Saturday Night Fever

Saw Saturday Night Fever, expecting a Grease-like romp but actually getting a The Outsiders-style harsh look at the desperate lives of kids who hang out in dance halls, their bodies aging and their dreams drying up.  It was a bit of a surprise.

The film follows Travolta, the Dancehall King, who works at a paint shop and dances every Saturday.  He falls in love with a fancy dancy lady who disdains him and his life.  "You're a cliché!  You're nowhere on your way to no place."  She's getting out of there and improving her life, but even she only works in a talent agency and brags constantly about getting movie stars coffee.  Yeah, she's trying to get out of the slums, but she dances the nights away on the weekends too.

Outside of dancing, Travolta hangs out with a gang of tough kids who get into turf wars and get girls pregnant.  There's a theme of people not really having direction - bumbling into marriages or jobs, as though that will bring their lives meaning or give them direction.  It's ultimately pretty sad.

The film is teenage-focused.  It's tough to remember sometimes because Travolta's character claims to be 19, despite Travolta being 23 (and likely only in movie-years) but these are kids, preoccupied by feeling good and looking good.  They're having fun but they're seeing the unfairness of life and slowly recognizing that their dreams are hollow.  But maybe the doomed pursuit of a dream is enough.  They're not going to get fulfilling jobs and they're likely going to get trapped into marriages if they don't die in shootouts first.  So why not just dance?

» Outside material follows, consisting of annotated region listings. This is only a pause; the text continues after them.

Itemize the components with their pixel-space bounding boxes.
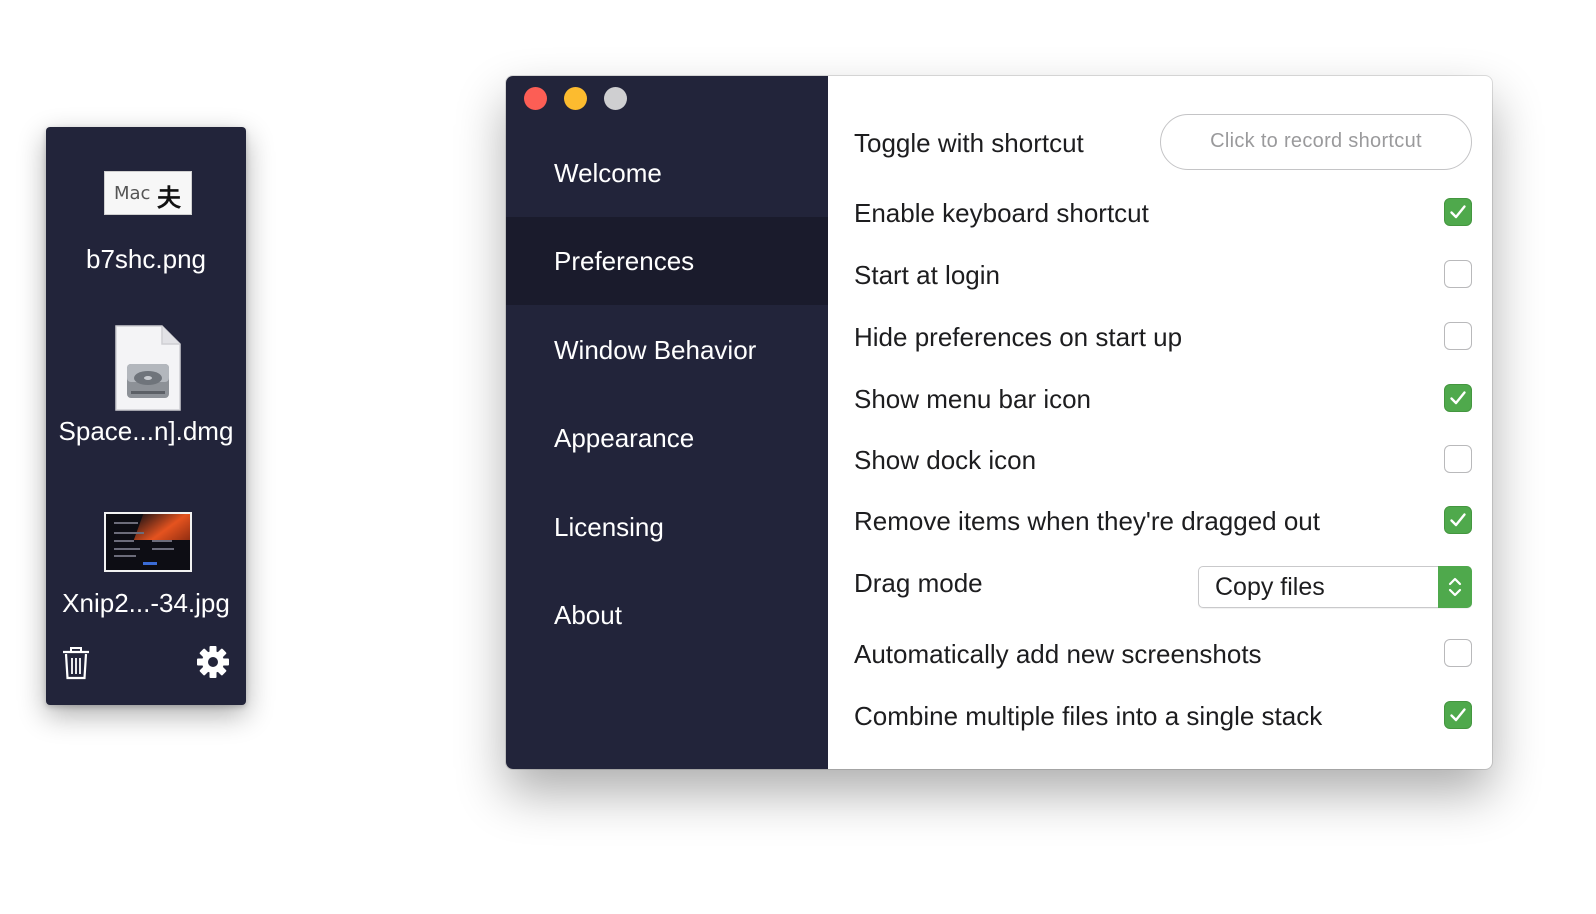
file-shelf: Mac 夫 b7shc.png Space...n].dmg Xnip2...-… xyxy=(46,127,246,705)
start-at-login-checkbox[interactable] xyxy=(1444,260,1472,288)
option-label: Hide preferences on start up xyxy=(854,322,1183,352)
option-label: Combine multiple files into a single sta… xyxy=(854,701,1323,731)
drag-mode-label: Drag mode xyxy=(854,568,983,598)
checkmark-icon xyxy=(1450,391,1466,405)
sidebar-item-window-behavior[interactable]: Window Behavior xyxy=(506,306,828,394)
hide-preferences-checkbox[interactable] xyxy=(1444,322,1472,350)
gear-icon[interactable] xyxy=(196,645,230,679)
zoom-window-button[interactable] xyxy=(604,87,627,110)
checkmark-icon xyxy=(1450,708,1466,722)
screenshot-thumbnail xyxy=(104,512,192,572)
checkmark-icon xyxy=(1450,513,1466,527)
close-window-button[interactable] xyxy=(524,87,547,110)
show-menu-bar-icon-checkbox[interactable] xyxy=(1444,384,1472,412)
option-label: Automatically add new screenshots xyxy=(854,639,1262,669)
enable-keyboard-shortcut-checkbox[interactable] xyxy=(1444,198,1472,226)
remove-dragged-items-checkbox[interactable] xyxy=(1444,506,1472,534)
sidebar: Welcome Preferences Window Behavior Appe… xyxy=(506,76,828,769)
minimize-window-button[interactable] xyxy=(564,87,587,110)
preferences-pane: Toggle with shortcut Click to record sho… xyxy=(828,76,1492,769)
combine-files-checkbox[interactable] xyxy=(1444,701,1472,729)
option-label: Show menu bar icon xyxy=(854,384,1092,414)
drag-mode-select[interactable]: Copy files xyxy=(1198,566,1472,608)
preferences-window: Welcome Preferences Window Behavior Appe… xyxy=(506,76,1492,769)
sidebar-item-about[interactable]: About xyxy=(506,571,828,659)
drag-mode-value: Copy files xyxy=(1215,573,1325,601)
option-label: Show dock icon xyxy=(854,445,1037,475)
file-name: Xnip2...-34.jpg xyxy=(62,588,230,618)
auto-add-screenshots-checkbox[interactable] xyxy=(1444,639,1472,667)
sidebar-item-preferences[interactable]: Preferences xyxy=(506,217,828,305)
show-dock-icon-checkbox[interactable] xyxy=(1444,445,1472,473)
option-label: Remove items when they're dragged out xyxy=(854,506,1320,536)
toggle-shortcut-label: Toggle with shortcut xyxy=(854,128,1084,158)
shelf-file-item[interactable]: Xnip2...-34.jpg xyxy=(46,127,246,637)
checkmark-icon xyxy=(1450,205,1466,219)
option-label: Enable keyboard shortcut xyxy=(854,198,1149,228)
sidebar-item-welcome[interactable]: Welcome xyxy=(506,129,828,217)
option-label: Start at login xyxy=(854,260,1000,290)
trash-icon[interactable] xyxy=(60,645,92,681)
record-shortcut-button[interactable]: Click to record shortcut xyxy=(1160,114,1472,170)
sidebar-item-appearance[interactable]: Appearance xyxy=(506,394,828,482)
sidebar-item-licensing[interactable]: Licensing xyxy=(506,483,828,571)
select-arrows-icon xyxy=(1438,566,1472,608)
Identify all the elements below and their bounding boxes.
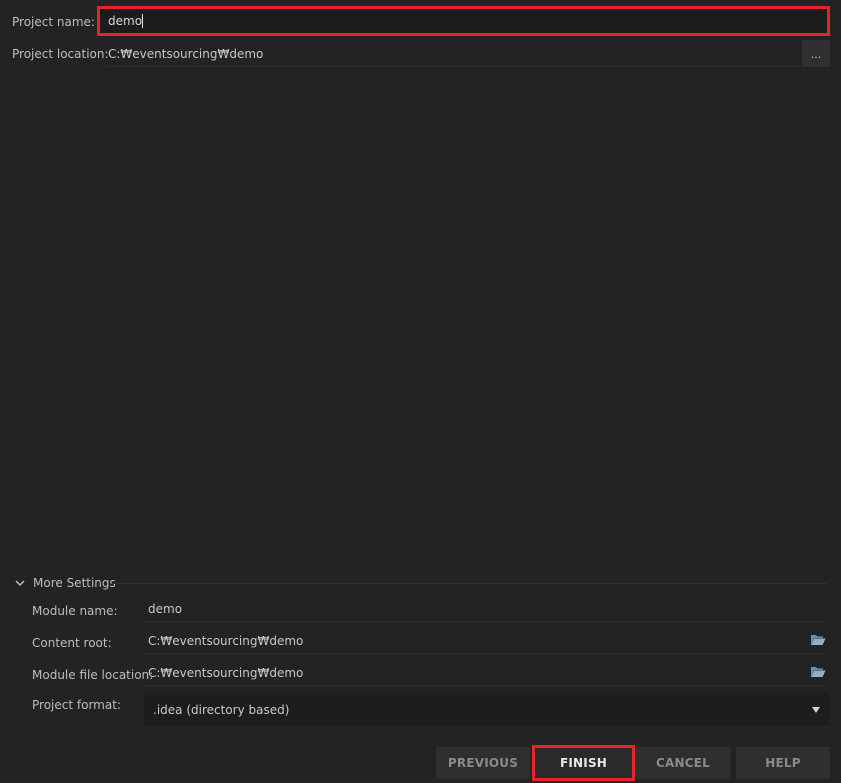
module-name-input[interactable]: demo — [148, 601, 182, 617]
project-location-label: Project location: — [12, 47, 109, 61]
project-location-input[interactable]: C:₩eventsourcing₩demo — [108, 46, 263, 62]
project-format-value: .idea (directory based) — [153, 702, 290, 717]
module-file-location-input[interactable]: C:₩eventsourcing₩demo — [148, 665, 303, 681]
project-location-underline — [106, 66, 802, 67]
dropdown-arrow-icon — [812, 706, 820, 713]
folder-open-icon[interactable] — [810, 634, 826, 646]
project-format-label: Project format: — [32, 698, 121, 712]
module-name-label: Module name: — [32, 604, 118, 618]
content-root-input[interactable]: C:₩eventsourcing₩demo — [148, 633, 303, 649]
section-divider — [112, 583, 828, 584]
help-button[interactable]: HELP — [736, 747, 830, 779]
finish-button[interactable]: FINISH — [532, 745, 635, 781]
cancel-button[interactable]: CANCEL — [636, 747, 730, 779]
previous-button[interactable]: PREVIOUS — [436, 747, 530, 779]
project-name-label: Project name: — [12, 15, 95, 29]
folder-open-icon[interactable] — [810, 666, 826, 678]
module-file-location-underline — [144, 685, 829, 686]
module-name-underline — [144, 621, 829, 622]
text-caret — [142, 14, 144, 28]
content-root-underline — [144, 653, 829, 654]
content-root-label: Content root: — [32, 636, 112, 650]
project-format-select[interactable]: .idea (directory based) — [144, 693, 829, 726]
project-name-value: demo — [108, 14, 143, 28]
project-name-input[interactable]: demo — [97, 6, 830, 36]
browse-location-button[interactable]: ... — [802, 40, 830, 67]
module-file-location-label: Module file location: — [32, 668, 154, 682]
chevron-down-icon[interactable] — [14, 577, 26, 589]
more-settings-toggle[interactable]: More Settings — [33, 575, 116, 591]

The film is surprisingly melancholy.  It's not a total bummer.  It dwells in desperation, but there's joy there too.  The film is subtly about a search for meaning in life, and thus is a very adolescent kind of film.  I wish they'd gotten actual teenagers to play these parts, but this is alright too.  You do have tolerate a lot of disco however.  This film loves its dance and musical interludes.